Oka kemudian membagi pengalamanya belajar menjadi petani tersebut kepada kawan kawan perupa muda yang menjadi mitra kolaborasinya. Oka mengajukan satu bentuk model presentasi gagasan kedalam karya seni dengan memakai medium karung beras untuk direspon secara bebas oleh para perupa muda mitra kolaborasinya. Maka hadirlah karya karya lukisan, drawing, dan lain sebagainya yang semuanya dibuat pada medium karung beras yang terpresentasikan dalam peristiwa pameran ini.

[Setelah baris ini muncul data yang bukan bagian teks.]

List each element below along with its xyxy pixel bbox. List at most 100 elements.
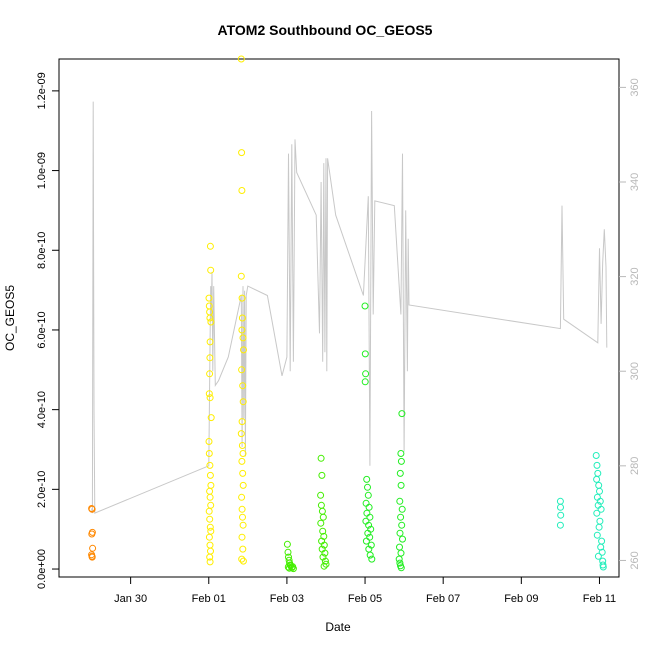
data-point <box>593 461 601 469</box>
x-axis-label: Date <box>325 620 351 634</box>
point-group-2 <box>205 55 247 566</box>
x-tick-label: Jan 30 <box>114 593 147 605</box>
data-point <box>207 481 215 489</box>
data-point <box>88 530 96 538</box>
data-point <box>238 493 246 501</box>
data-point <box>396 559 404 567</box>
data-point <box>366 551 374 559</box>
data-point <box>366 513 374 521</box>
data-point <box>362 537 370 545</box>
data-point <box>593 475 601 483</box>
data-point <box>368 555 376 563</box>
data-point <box>239 557 247 565</box>
data-point <box>207 501 215 509</box>
data-point <box>206 558 214 566</box>
data-point <box>317 454 325 462</box>
data-point <box>207 266 215 274</box>
data-point <box>397 457 405 465</box>
data-point <box>238 533 246 541</box>
data-point <box>596 517 604 525</box>
data-point <box>237 272 245 280</box>
y2-tick-label: 340 <box>629 173 641 191</box>
data-point <box>319 513 327 521</box>
data-point <box>284 548 292 556</box>
data-point <box>396 543 403 551</box>
y-tick-label: 1.0e-09 <box>36 152 48 189</box>
data-point <box>318 471 326 479</box>
data-point <box>206 471 214 479</box>
data-point <box>238 442 246 449</box>
y2-tick-label: 360 <box>629 78 641 96</box>
data-point <box>317 519 325 527</box>
chart-title: ATOM2 Southbound OC_GEOS5 <box>218 22 433 38</box>
x-tick-label: Feb 09 <box>504 593 538 605</box>
data-point <box>595 523 603 531</box>
data-point <box>397 450 405 457</box>
plot-frame <box>58 58 620 578</box>
data-point <box>238 149 246 157</box>
data-point <box>206 487 214 495</box>
data-point <box>239 545 247 553</box>
data-point <box>205 450 213 457</box>
data-point <box>594 552 602 560</box>
data-point <box>205 438 213 445</box>
data-point <box>397 564 405 572</box>
data-point <box>398 505 406 513</box>
data-point <box>593 509 601 517</box>
data-point <box>598 537 606 545</box>
data-point <box>283 540 291 548</box>
data-point <box>206 541 214 549</box>
x-tick-label: Feb 01 <box>192 593 226 605</box>
data-point <box>318 507 326 515</box>
data-point <box>206 338 214 346</box>
data-point <box>207 547 214 555</box>
data-point <box>206 461 214 469</box>
data-point <box>398 521 406 529</box>
data-point <box>237 55 245 63</box>
data-point <box>237 430 245 438</box>
data-point <box>320 541 328 549</box>
data-point <box>556 521 564 529</box>
data-point <box>557 503 564 511</box>
data-point <box>205 507 213 515</box>
data-point <box>362 370 370 378</box>
data-point <box>88 553 96 561</box>
data-point <box>363 509 371 517</box>
data-point <box>365 503 373 511</box>
y-tick-label: 8.0e-10 <box>36 232 48 269</box>
data-point <box>396 469 404 477</box>
x-tick-label: Feb 03 <box>270 593 304 605</box>
data-point <box>206 314 214 322</box>
data-point <box>88 505 96 513</box>
y2-tick-label: 260 <box>629 551 641 569</box>
data-point <box>206 523 214 531</box>
data-point <box>239 469 247 477</box>
data-point <box>206 394 214 402</box>
data-point <box>206 553 214 561</box>
data-point <box>397 513 405 521</box>
data-point <box>317 491 325 499</box>
y-tick-label: 4.0e-10 <box>36 391 48 428</box>
data-point <box>596 497 604 505</box>
y2-tick-label: 300 <box>629 362 641 380</box>
data-point <box>593 531 601 539</box>
data-point <box>207 318 215 326</box>
data-point <box>207 414 215 422</box>
data-point <box>320 562 328 570</box>
data-point <box>321 557 329 565</box>
data-point <box>239 513 246 521</box>
y-axis-label: OC_GEOS5 <box>3 285 17 351</box>
data-point <box>397 481 405 489</box>
y-tick-label: 1.2e-09 <box>36 72 48 109</box>
x-tick-label: Feb 11 <box>583 593 616 605</box>
data-point <box>239 481 247 489</box>
data-point <box>238 457 246 465</box>
data-point <box>238 294 246 302</box>
data-point <box>556 497 564 505</box>
data-point <box>239 450 247 457</box>
y-axis: 0.0e+00 2.0e-10 4.0e-10 6.0e-10 8.0e-10 1.0e-… <box>36 72 59 589</box>
data-point <box>396 529 404 537</box>
secondary-line-series <box>91 101 608 514</box>
data-point <box>207 527 215 535</box>
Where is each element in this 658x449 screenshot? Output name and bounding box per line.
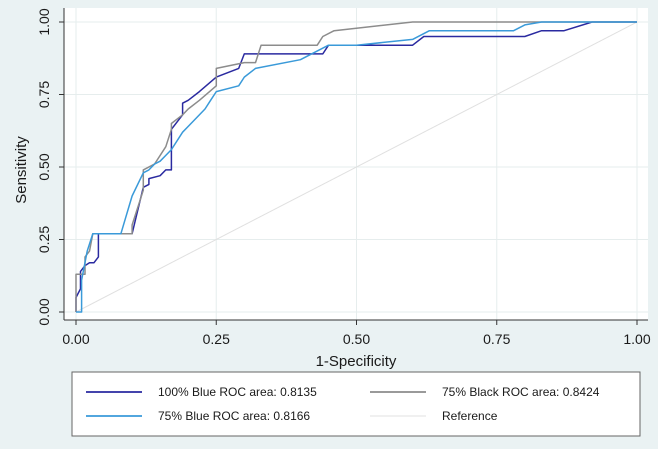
x-tick-label-4: 1.00	[623, 331, 650, 347]
x-tick-label-1: 0.25	[203, 331, 230, 347]
legend-label-3: Reference	[442, 409, 498, 423]
x-axis-label: 1-Specificity	[316, 353, 397, 370]
legend: 100% Blue ROC area: 0.8135 75% Black ROC …	[71, 371, 641, 437]
legend-label-1: 75% Black ROC area: 0.8424	[442, 385, 600, 399]
series-line-2	[76, 21, 637, 313]
legend-box	[71, 371, 641, 437]
x-tick-label-2: 0.50	[343, 331, 370, 347]
y-tick-label-1: 0.25	[36, 226, 52, 253]
x-tick-label-3: 0.75	[483, 331, 510, 347]
series-line-3	[75, 21, 638, 313]
axes-layer: 0.00 0.25 0.50 0.75 1.00 0.00 0.25 0.50 0.75 1.00	[36, 8, 651, 347]
y-tick-label-0: 0.00	[36, 298, 52, 325]
legend-label-2: 75% Blue ROC area: 0.8166	[158, 409, 310, 423]
y-tick-label-3: 0.75	[36, 81, 52, 108]
legend-label-0: 100% Blue ROC area: 0.8135	[158, 385, 317, 399]
y-axis-label: Sensitivity	[13, 136, 30, 204]
series-layer	[75, 21, 638, 313]
y-tick-label-4: 1.00	[36, 8, 52, 35]
y-tick-label-2: 0.50	[36, 153, 52, 180]
x-tick-label-0: 0.00	[62, 331, 89, 347]
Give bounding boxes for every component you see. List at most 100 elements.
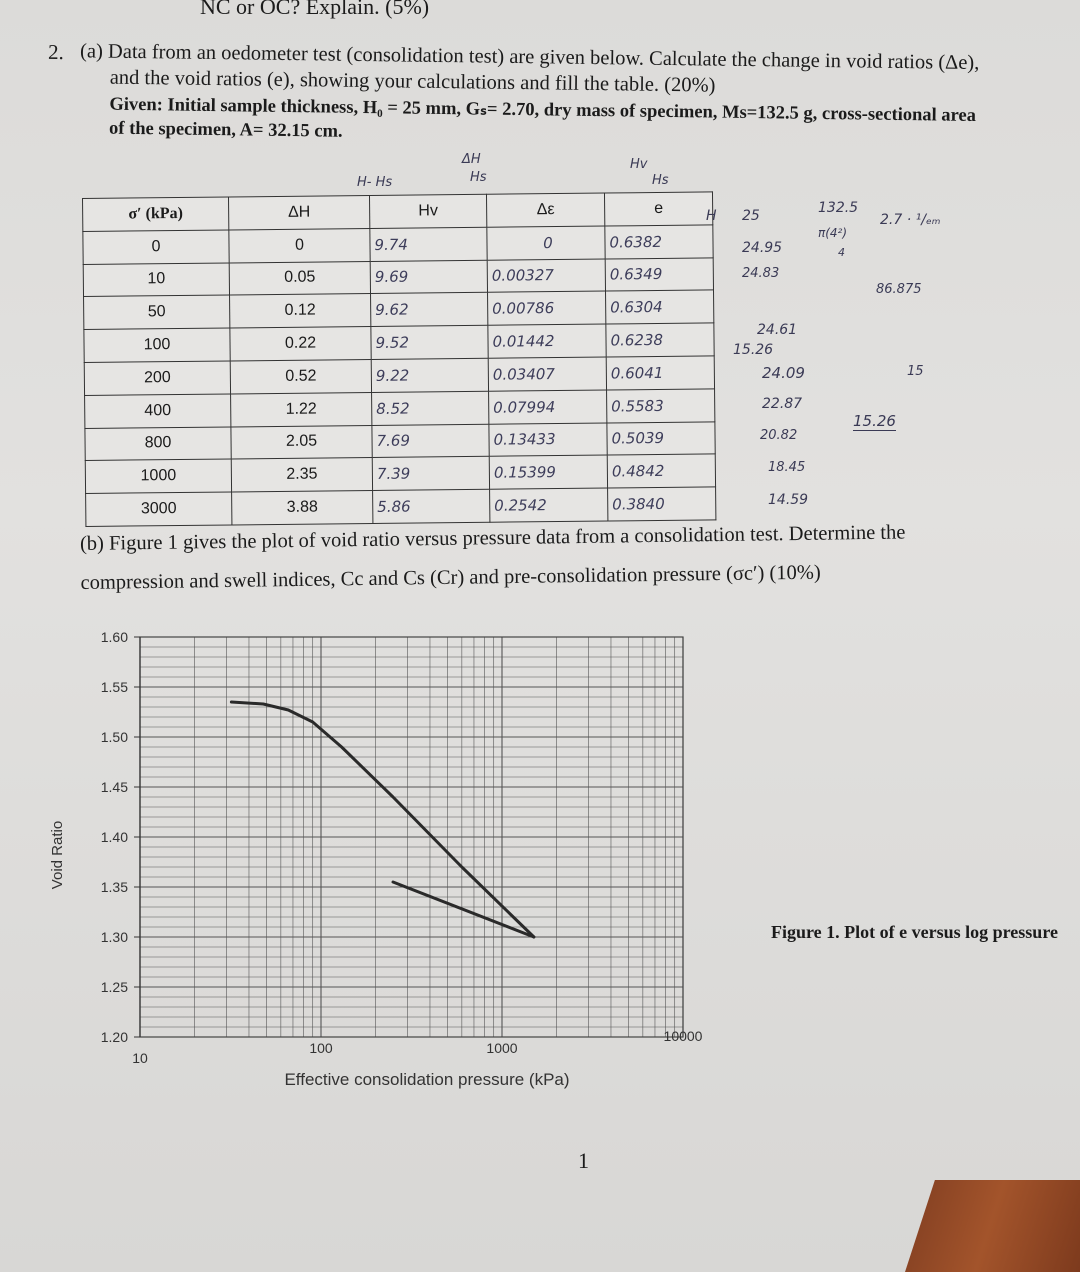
note-frac-mid: π(4²) [818, 226, 848, 240]
cell-stress: 50 [83, 295, 230, 330]
unloading-curve [391, 880, 536, 939]
cell-delta-h: 0.22 [229, 326, 372, 361]
cell-hv: 9.69 [370, 259, 488, 294]
cell-e: 0.6238 [605, 323, 715, 358]
note-18-45: 18.45 [768, 460, 806, 475]
chart-series [229, 700, 536, 939]
note-h-minus-hs: H- Hs [357, 175, 393, 190]
header-hv: Hv [369, 194, 487, 229]
cell-e: 0.6349 [605, 257, 714, 292]
oedometer-table: σ′ (kPa) ΔH Hv Δε e 0 0 9.74 0 0.6382 10 0.05… [82, 191, 717, 527]
cell-hv: 7.39 [372, 456, 490, 491]
header-fragment: NC or OC? Explain. (5%) [200, 0, 430, 19]
note-15-26: 15.26 [733, 342, 774, 358]
note-86-875: 86.875 [876, 282, 922, 297]
cell-hv: 9.22 [371, 358, 489, 393]
cell-delta-h: 0.05 [229, 261, 371, 296]
note-22-87: 22.87 [762, 396, 803, 412]
header-delta-e: Δε [486, 193, 605, 228]
loading-curve [229, 700, 536, 939]
note-24-61: 24.61 [757, 322, 798, 338]
cell-delta-e: 0.00786 [487, 291, 606, 326]
note-24-83: 24.83 [742, 266, 780, 281]
cell-delta-h: 0.12 [229, 293, 371, 329]
note-delta-h: ΔH [462, 152, 481, 167]
cell-hv: 9.52 [370, 325, 489, 360]
cell-delta-h: 0 [228, 228, 371, 263]
cell-delta-h: 3.88 [231, 490, 373, 525]
q2a-area: of the specimen, A= 32.15 cm. [108, 118, 343, 142]
cell-hv: 8.52 [371, 391, 489, 426]
y-tick-label: 1.40 [101, 829, 128, 845]
y-tick-label: 1.60 [101, 629, 128, 645]
note-24-95: 24.95 [742, 240, 783, 256]
cell-hv: 5.86 [372, 489, 490, 524]
note-frac-top: 132.5 [818, 200, 859, 216]
note-20-82: 20.82 [760, 428, 798, 443]
x-tick-label: 1000 [486, 1040, 517, 1056]
question-number: 2. [47, 39, 65, 65]
cell-delta-e: 0.07994 [488, 389, 607, 424]
cell-delta-h: 0.52 [230, 359, 372, 394]
cell-stress: 0 [82, 229, 230, 265]
x-tick-label: 10 [132, 1050, 148, 1066]
x-tick-label: 100 [309, 1040, 333, 1056]
note-24-09: 24.09 [762, 364, 805, 382]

Pemilihan medium karung beras sebagai medium berkarya menurut Oka karena karung beras mewakili sebuah benda yang identik dengan dunia pertanian, sehingga selain pesan pada visual pesan pada medium itu sendiripun diharapkan bisa secara langsung mewakili gagasan pokok yang hendak disampaikan dalam karya. Adapun para perupa muda yang terlibat sebagai rekan kolaborasi dari Oka Astawa antara lain; Angga Junawan, Dudik Ariawan, Juni Pariawan, Leona Mahardika, Muhamad Taufik, Nana Parta Wijaya, Putra Wali Aco,Ratih Aptiwidyari, Riko Story,Siska Nurul, Surya Dwipa dan Wisnu Hendrayana.


Pameran ini juga direspon dengan sebuah garapan teater oleh Komunitas Teater Kalangan yang berjudul ;CANG-KUL-ANGKALING yang disutradarai oleh Wayan Sumahardika. Dalam pementasan tersebut teater Kalangan menghadirkan sebuah garapan teater yang menjadikan ruang pameran sebagai panggung. Terjadi interaksi yang utuh dan melarut antara seni teater dengan karya seni rupa. Instalasi tumpoukan karung beras bergambar petani karya Oka Astawa direspon dan menjadi bagian dari pertunjukkan itu sendiri. Jarak antara penonton dan peristiwa pementasan teaterpun nyaris tanpa batas para penonton duduk melingkar menyaksikan pertunjukan tersebut mengingatkan kita pada system pemanggungan Bali yakni kalangan dimana penonton melingkar menyaksikan peristiwa pertunjukkan yang sedang berlangsung dengan sangat intim. Tak jarang pula dalam pementasan tersebut para actor dan aktris berinteraksi dengan cair dengan para penontonya.

Pada akhirnya sebagai sebuah art project, apa yang digagas oleh Oka dan dikolaborasikan bersama berbagai kreator lintas bidang ini mulai dari perupa hingga teater, dapat dimaknai sebagai sebuah upaya bersama untuk mempelajari, menyuarakan, dan memaknai dunia pertanian kita di Bali dengan bahasa bahasa kesenian yang dijiwai oleh spirit kolaborasi yang guyub dan hangat. Sebuah spirit yang sesungguhnya merupakan roh dari segala bentuk aktivitas kesenian kita di Bali. Pendek kata A(RT)GRICULTURE dapat dimakanai sebagai sebuah momentum untuk melihat bagaimana kesenian mencoba memuliakan ibu dari peradaban yakni pertanian.